KBR68H, Jakarta - DPR Aceh menargetkan bisa selesai membahas Rancangan Qanun tentang Komisi Kebenaran dan Rekonsiliasi atau KKR pada akhir tahun ini.
Ketua Komisi A DPR Aceh Adnan Beuransyah mengatakan DPR Aceh akan berusaha cepat membahas Rancangan Qanun sebelum anggota DPR Aceh berganti anggota baru hasil pemilu.
Adnan berharap pembentukan Rancangan Qanun itu tidak diartikan sebagai keinginan masyarakat Aceh untuk membalas dendam, melainkan untuk mengungkap kebenaran dari pelanggaran hak asasi manusia selama Aceh dilanda konflik.

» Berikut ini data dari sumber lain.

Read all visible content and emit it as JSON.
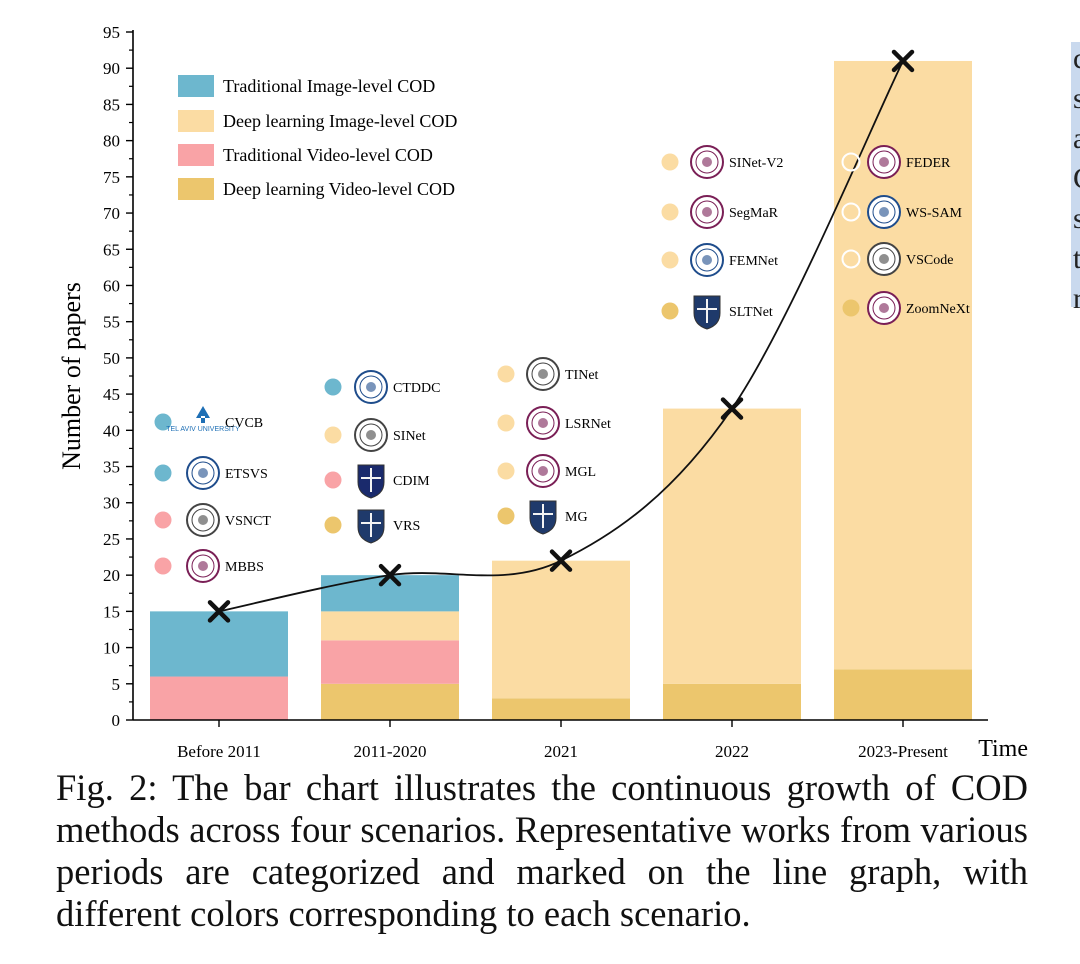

"Karena sebenarnya itu disebut sebagai bagian dari KKR Nasional. Tapi ternyata KKR Nasional tidak ada. Apakah ini tidak dihadirkan? Sementara ini merupakan kesepakatan Helsinki. Kewajiban para pihak untuk melahirkan Qanun KKR Aceh. Barangkali dengan KKR Aceh ini bisa memicu mempercepat lahirnya KKR Nasional," kata Komisi A DPR Aceh Adnan Beuransyah.
Adnan berharap, Komisi Kebenaran dan Rekonsiliasi bisa dibentuk permanen di Aceh. Jika tidak mungkin maka akan dibentuk Adhoc atau tidak permanen.
Ia juga tidak mempermasalahkan jika pemerintah mengkaji Qanun KKR nanti untuk mencari kemungkinan adanya pelanggaran peraturan perundang-undangan yang lebih tinggi, sebagaimana terjadi pada Qanun Bendera dan Lambang Aceh.
Pimpinan DPR Aceh telah menunjuk Komisi A untuk membahas Rancangan Qanun tentang KKR Aceh. DPR Aceh telah meminta masukan sejumlah lembaga pegiat hak asasi manusia, baik dalam negeri maupun luar negeri.
Pembahasan Qanun KKR itu disebabkan karena sampai saat ini pemerintah pusat belum juga membentuk KKR Nasional.
Undang-undang tentang KKR Nasional dibatalkan Mahkamah Konstitusi pada 2006 lalu. Padahal pembentukan Komisi Kebenaran dan Rekonsiliasi merupakan bagian dari amanat perjanjian damai Helsinki dan Undang-undang Pemerintahan Aceh.
Amnesty International juga menyoroti tentang nasib para korban konflik Aceh yang hingga kini masih trauma dan tidak mendapat perhatian dari pemerintah.
Pembentukan KKR juga didorong para korban dan keluarga korban konflik Aceh.